Desde entonces mantuvieron un diálogo a distancia, separados por dos ventanales, diecisiete metros de calle y un estruendoso tráfico rodado. Para José fue una época dorada. Le dijo su nombre, Rosa, que su trabajo era monótono y que desearía estar a su lado. Él le replicaba entonces que la recogería cuando saliera del trabajo y la invitaría a tomar unas pastas con té, allí en su taller, pero Rosa nunca salía a la hora de cierre y todas las mañanas buscaba excusas insólitas y tremendas que José tenía que aceptar con resignación. No obstante, se notaba que vivía dedicada a su trabajo en cuerpo y alma. Era una profesional.

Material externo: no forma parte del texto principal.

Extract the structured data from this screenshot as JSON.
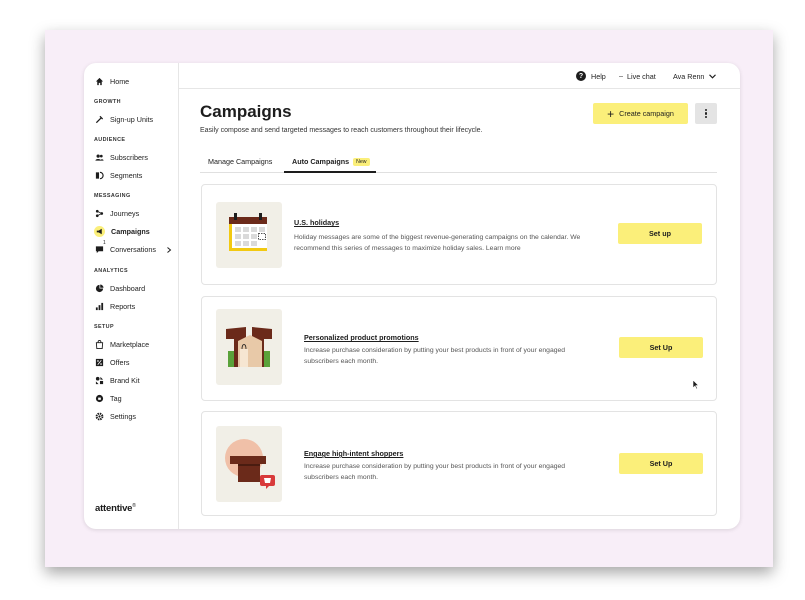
{
  "sidebar": {
    "home": "Home",
    "sections": {
      "growth": "GROWTH",
      "audience": "AUDIENCE",
      "messaging": "MESSAGING",
      "analytics": "ANALYTICS",
      "setup": "SETUP"
    },
    "items": {
      "signup_units": "Sign-up Units",
      "subscribers": "Subscribers",
      "segments": "Segments",
      "journeys": "Journeys",
      "campaigns": "Campaigns",
      "conversations": "Conversations",
      "dashboard": "Dashboard",
      "reports": "Reports",
      "marketplace": "Marketplace",
      "offers": "Offers",
      "brand_kit": "Brand Kit",
      "tag": "Tag",
      "settings": "Settings"
    },
    "conversations_badge": "1",
    "logo": "attentive"
  },
  "topbar": {
    "help": "Help",
    "live_chat": "Live chat",
    "user": "Ava Renn"
  },
  "page": {
    "title": "Campaigns",
    "subtitle": "Easily compose and send targeted messages to reach customers throughout their lifecycle.",
    "create_button": "Create campaign"
  },
  "tabs": {
    "manage": "Manage Campaigns",
    "auto": "Auto Campaigns",
    "new_badge": "New"
  },
  "cards": [
    {
      "title": "U.S. holidays",
      "description": "Holiday messages are some of the biggest revenue-generating campaigns on the calendar. We recommend this series of messages to maximize holiday sales. Learn more",
      "button": "Set up"
    },
    {
      "title": "Personalized product promotions",
      "description": "Increase purchase consideration by putting your best products in front of your engaged subscribers each month.",
      "button": "Set Up"
    },
    {
      "title": "Engage high-intent shoppers",
      "description": "Increase purchase consideration by putting your best products in front of your engaged subscribers each month.",
      "button": "Set Up"
    }
  ],
  "colors": {
    "accent_yellow": "#fbef7a",
    "frame_pink": "#f8eef8",
    "illustration_brown": "#6b2a1a",
    "illustration_green": "#5aa23a",
    "illustration_red": "#d83a3a"
  }
}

Todo iba bien hasta que amaneció una mañana lluviosa cargada de malos presagios. José disponía las herramientas sobre su mesa de trabajo donde le esperaba un moderno Luxor de pulsera con el mecanismo oxidado. Echó un vistazo rápido a la calle, al otro lado, y allí la vio, difuminada por la cortina de agua. Entró un cliente empapado y con el paraguas a medio cerrar, solicitando una pila para su reloj digital. José la buscó en uno de los cajones del mostrador y como no le costaba nada ser amable con los clientes, se la instaló sin pedirle nada más a cambio. Cuando volvió a la mesa, una furgoneta había aparcado frente al escaparate. A veces ocurrían estos contratiempos que condenaban a José y Rosita a un aislamiento puntual. Cuando cayó la noche, la furgoneta se retiró y dejó entrever una escena que a José se le antojó dantesca: de una alargada caja de cartón tirada en el suelo sobresalían las manos y las piernas de Rosita. Eran inconfundibles.

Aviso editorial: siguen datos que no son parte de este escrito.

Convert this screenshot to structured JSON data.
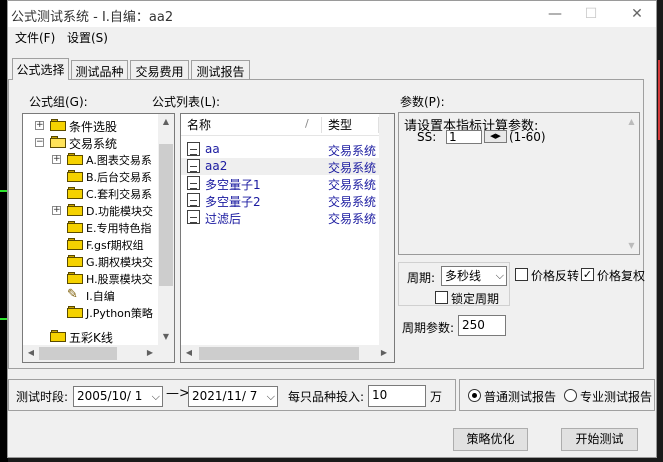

Cuando la vio ahí tirada, vejada de toda dignidad y sin nada con que cubrirse, se libró de todo su pudor y salió a su rescate. La tomó primero del brazo, con cuidado, pues veía que pesaba poco y notaba que se encontraba en estado de shock. Luego le rodeó el cuello, sintiendo sus agitadas pulsaciones bajo la piel. La llevó en brazos hacia su casa, la sentó en el sillón de orejas donde su madre solía echarse la siesta, la arropó con la mantilla de cuadros escocesa y le ofreció una taza de té. La veía indecisa, bloqueada. Cuando le preguntó si quería que la llevara a su casa, ella no respondió. Entonces, cautelosa y educadamente, le ofreció quedarse, y observó una leve afirmación en su mirada.

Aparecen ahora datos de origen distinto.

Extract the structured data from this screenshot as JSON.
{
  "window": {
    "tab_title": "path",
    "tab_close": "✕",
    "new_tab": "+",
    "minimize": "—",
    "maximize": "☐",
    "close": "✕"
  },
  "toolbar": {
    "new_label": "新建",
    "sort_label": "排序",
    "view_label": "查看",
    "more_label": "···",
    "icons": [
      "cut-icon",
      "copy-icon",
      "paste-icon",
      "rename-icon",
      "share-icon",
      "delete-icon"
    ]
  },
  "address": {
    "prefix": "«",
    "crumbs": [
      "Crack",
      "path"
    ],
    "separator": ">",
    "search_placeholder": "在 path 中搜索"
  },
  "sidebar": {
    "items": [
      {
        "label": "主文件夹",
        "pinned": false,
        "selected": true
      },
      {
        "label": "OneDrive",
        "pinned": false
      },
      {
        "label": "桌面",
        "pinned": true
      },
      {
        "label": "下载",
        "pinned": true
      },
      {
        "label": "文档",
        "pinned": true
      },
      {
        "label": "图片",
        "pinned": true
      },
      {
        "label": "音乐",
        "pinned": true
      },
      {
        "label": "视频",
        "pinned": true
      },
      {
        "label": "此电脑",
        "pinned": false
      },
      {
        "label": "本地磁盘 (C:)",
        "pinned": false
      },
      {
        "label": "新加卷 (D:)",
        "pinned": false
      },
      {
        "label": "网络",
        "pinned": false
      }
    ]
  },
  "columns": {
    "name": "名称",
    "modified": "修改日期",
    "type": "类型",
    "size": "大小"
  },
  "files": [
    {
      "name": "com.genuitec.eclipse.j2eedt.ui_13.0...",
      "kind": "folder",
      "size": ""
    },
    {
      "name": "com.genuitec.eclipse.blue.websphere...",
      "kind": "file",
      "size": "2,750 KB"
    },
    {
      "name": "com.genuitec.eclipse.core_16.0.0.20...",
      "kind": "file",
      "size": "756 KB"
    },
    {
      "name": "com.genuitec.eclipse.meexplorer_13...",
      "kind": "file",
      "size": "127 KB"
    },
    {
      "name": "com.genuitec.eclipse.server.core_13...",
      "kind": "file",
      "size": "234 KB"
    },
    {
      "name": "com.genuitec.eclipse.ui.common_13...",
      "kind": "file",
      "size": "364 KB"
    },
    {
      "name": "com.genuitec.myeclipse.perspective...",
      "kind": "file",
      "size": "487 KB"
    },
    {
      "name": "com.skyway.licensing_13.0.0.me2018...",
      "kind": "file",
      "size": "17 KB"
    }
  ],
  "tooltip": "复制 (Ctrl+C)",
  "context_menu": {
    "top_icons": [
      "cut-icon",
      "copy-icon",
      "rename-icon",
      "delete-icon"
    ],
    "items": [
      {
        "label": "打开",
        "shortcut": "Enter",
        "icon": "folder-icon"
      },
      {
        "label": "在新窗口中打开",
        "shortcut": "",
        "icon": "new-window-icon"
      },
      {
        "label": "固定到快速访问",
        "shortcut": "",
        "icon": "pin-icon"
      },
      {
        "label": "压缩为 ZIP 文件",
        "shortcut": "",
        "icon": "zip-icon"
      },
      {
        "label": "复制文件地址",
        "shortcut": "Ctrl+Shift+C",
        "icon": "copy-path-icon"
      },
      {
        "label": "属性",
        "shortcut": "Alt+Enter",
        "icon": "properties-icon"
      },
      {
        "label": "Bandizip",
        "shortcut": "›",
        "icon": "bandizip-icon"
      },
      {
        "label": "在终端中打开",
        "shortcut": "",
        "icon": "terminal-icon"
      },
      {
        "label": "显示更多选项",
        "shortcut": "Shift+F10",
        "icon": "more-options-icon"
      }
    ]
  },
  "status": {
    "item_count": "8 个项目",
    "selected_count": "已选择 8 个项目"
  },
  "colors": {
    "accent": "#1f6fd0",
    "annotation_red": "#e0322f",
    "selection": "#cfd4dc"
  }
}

Madre estaba muy excitada. No entendió la cortesía de José al acomodar a Rosita en su cama, mientras que él se hacía un hueco en el sofá. Estaba claro que no iban a dormir juntos en esta forzosa primera cita. La noche fue tranquila y al amanecer, José decidió madrugar para comprar unos churros antes de que Rosa se levantara. Al volver con la bolsa grasienta y una ilusión desmedida, se topó con el peor escenario imaginable. Delante de la puerta de la relojería, el brazo de Rosa asomaba por el cubo de la basura, como pidiendo auxilio. Su madre, histérica, les gritó a dos enormes enfermeros que le cortaron el paso y le obligaron a soltar la bolsa de los churros. Le metieron a empellones en una furgoneta. En el portón trasero en fatídicas letras negras pudo alcanzar a leer “Hospital Psiquiátrico El Toboso”.